Transitioning

It’s seeping in. The changes in my nuclear family are slowly ebbing into my awareness. My oldest daughter is moving out in less than a fortnight; BH, she’s getting married!
On the one hand, whereas as children are a large, integral, part of one’s existence if one is so blessed (my husband and I gave this daughter, our first child, the middle name “Nasia,” from the Hebrew word for “miracle,” because there had been reasons why we had not been certain we would be accordingly blessed), they are not the totality of one’s life. People continue on, with or without children. Consider that we are also possessed of relationships: to G-d, to ourselves, to our partners, to our friends, and to our local and global communities.
Similarly, watermarks, that is, important events, do not constitute the entirety of our lives. Day to day happenings, comprised of the choices we make every few minutes or every few hours, such as whether to wake up on time or not, whether to pray slowly or quickly, and whether to eat a healthful breakfast, an unhealthy breakfast, or no breakfast at all, are at last as important to us as are our lives’ singular moments. Likewise, we are impacted by the ways by which we actualize our choices. For instance, do we live mindfully or mindlessly, do we try to improve our middot or not, and do we take into consideration the bearing of our actions on other folk or to we ignore the influence we have on them?
Regardless of how that complex design, which we call “existence,” is formed by the relative patterning of our special with our ordinary times, it remains, wonderfully, the case that my oldest child is getting married! This is the initial “parenting of marrieds” event for my husband and for me. Thus, we are living through the array of emotions that accompany such goings-on, plus we are living through the array of emotions that surround such goings-on when those goings-on take place for the first time. Whereas I grasp that feelings tend to take on superlative attributes when they are initially owned, when they are first experienced, I nonetheless remain overwhelmed by all of the input currently pouring into my psyche. A sensation of being beset is not necessarily a bad consciousness, yet it is fullness.
In comparison, recall your Bat or Bar Mitzvah. Think on your first shidduch date. Reflect on your own wedding or on the birth of your first child. Likely, you will agree with me that we individuals are more proficient and less anxious by the second, third, or twentieth time that we undergo any dynamic span.

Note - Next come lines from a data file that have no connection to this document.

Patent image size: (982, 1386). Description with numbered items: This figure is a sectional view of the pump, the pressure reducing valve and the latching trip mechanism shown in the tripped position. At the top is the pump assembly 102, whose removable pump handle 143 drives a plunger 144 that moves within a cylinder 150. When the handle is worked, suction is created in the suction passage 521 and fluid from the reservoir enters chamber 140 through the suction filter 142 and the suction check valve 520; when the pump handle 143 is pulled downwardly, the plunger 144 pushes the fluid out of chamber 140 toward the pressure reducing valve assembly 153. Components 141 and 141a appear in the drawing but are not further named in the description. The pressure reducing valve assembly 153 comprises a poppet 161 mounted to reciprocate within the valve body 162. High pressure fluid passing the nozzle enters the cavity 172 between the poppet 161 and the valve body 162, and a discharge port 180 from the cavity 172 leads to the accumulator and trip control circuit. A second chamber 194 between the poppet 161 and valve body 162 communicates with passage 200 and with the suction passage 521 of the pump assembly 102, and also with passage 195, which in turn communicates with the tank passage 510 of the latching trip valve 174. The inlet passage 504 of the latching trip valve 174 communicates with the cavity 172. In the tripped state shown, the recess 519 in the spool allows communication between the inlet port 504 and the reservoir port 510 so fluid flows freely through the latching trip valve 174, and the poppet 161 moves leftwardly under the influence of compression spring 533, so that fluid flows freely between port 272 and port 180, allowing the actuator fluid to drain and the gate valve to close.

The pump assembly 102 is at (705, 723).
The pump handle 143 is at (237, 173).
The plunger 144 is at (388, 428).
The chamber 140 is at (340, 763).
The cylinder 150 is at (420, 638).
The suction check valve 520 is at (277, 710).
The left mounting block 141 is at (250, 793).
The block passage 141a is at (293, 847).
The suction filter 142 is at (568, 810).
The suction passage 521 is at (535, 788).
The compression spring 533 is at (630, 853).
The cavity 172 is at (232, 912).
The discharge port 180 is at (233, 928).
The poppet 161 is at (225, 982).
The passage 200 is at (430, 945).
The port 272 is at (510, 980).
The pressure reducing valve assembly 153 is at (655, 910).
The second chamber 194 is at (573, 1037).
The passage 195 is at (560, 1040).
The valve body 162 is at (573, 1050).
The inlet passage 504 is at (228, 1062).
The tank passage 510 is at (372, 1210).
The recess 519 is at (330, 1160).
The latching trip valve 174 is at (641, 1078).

Sadly, we are also, at least a tad, less awed during subsequent occurrences. I don’t believe it is so much that we are jaded when we reencounter life’s punctuations as much so as it is that in reencountering them, we receive smaller tests of our emunah and so feel less of a cosmic tug. Usually, during a second, third, or twentieth exposure to a happening, we have at least a vague notion of what to expect. Not so, the first time.
In the case of our daughter’s forthcoming nuptials, no matter how many books my husband and I read, no matter how many advisors we seek, no matter how much unsolicited counsel we receive, fear will necessarily find more of our spiritual pores than it will when we, IYH, go through later repetitions of the same happiness with our other children. Correspondingly, any faith we materialize during this time, our virgin experience of a child getting married, s is that much purer than it can be during subsequent times.
For perspective, reflect on your first day of school, recall your first time in a swimming pool, remember your first opportunity to participate in public speaking, and think back on the first time you signed for a loan for a house or for a car. All of those occurrences had great potential to end well. All of those occurrences, simultaneously, were difficult. At such junctures, we have to trust.
Because we are not automatons ad because Hashem and His kindness are not literally palpable, we hope important events end well, especially the first time we proceed through them, but we can not know beforehand, that they will. We have no means by which to guarantee outcomes. Quite the opposite is true; the bigger our investments of our resources, of our time, of our money, or of our strength, often, the more we ache for our experiences to go smoothly.
Since we can’t, by ourselves, secure results, we tend to each to The Almighty. We get what we are supposed to have, which is not always what we want. Sometimes results are better than hoped for, sometimes not.
So, points of anguish become points of joy. What seems real proves to be illusionary. We feel, in unequal and unpredictable measure: despair, ecstasy, hopeless, and elation. We’re supposed to: rod and staff, sweetness and light, Hashem raises us.
I’ve never married off a child before. I don’t know how to do so. My plan, hence is to gather up all of the benevolence given to me, sing gratitude for it, and imperfectly enjoy my child’s simcha.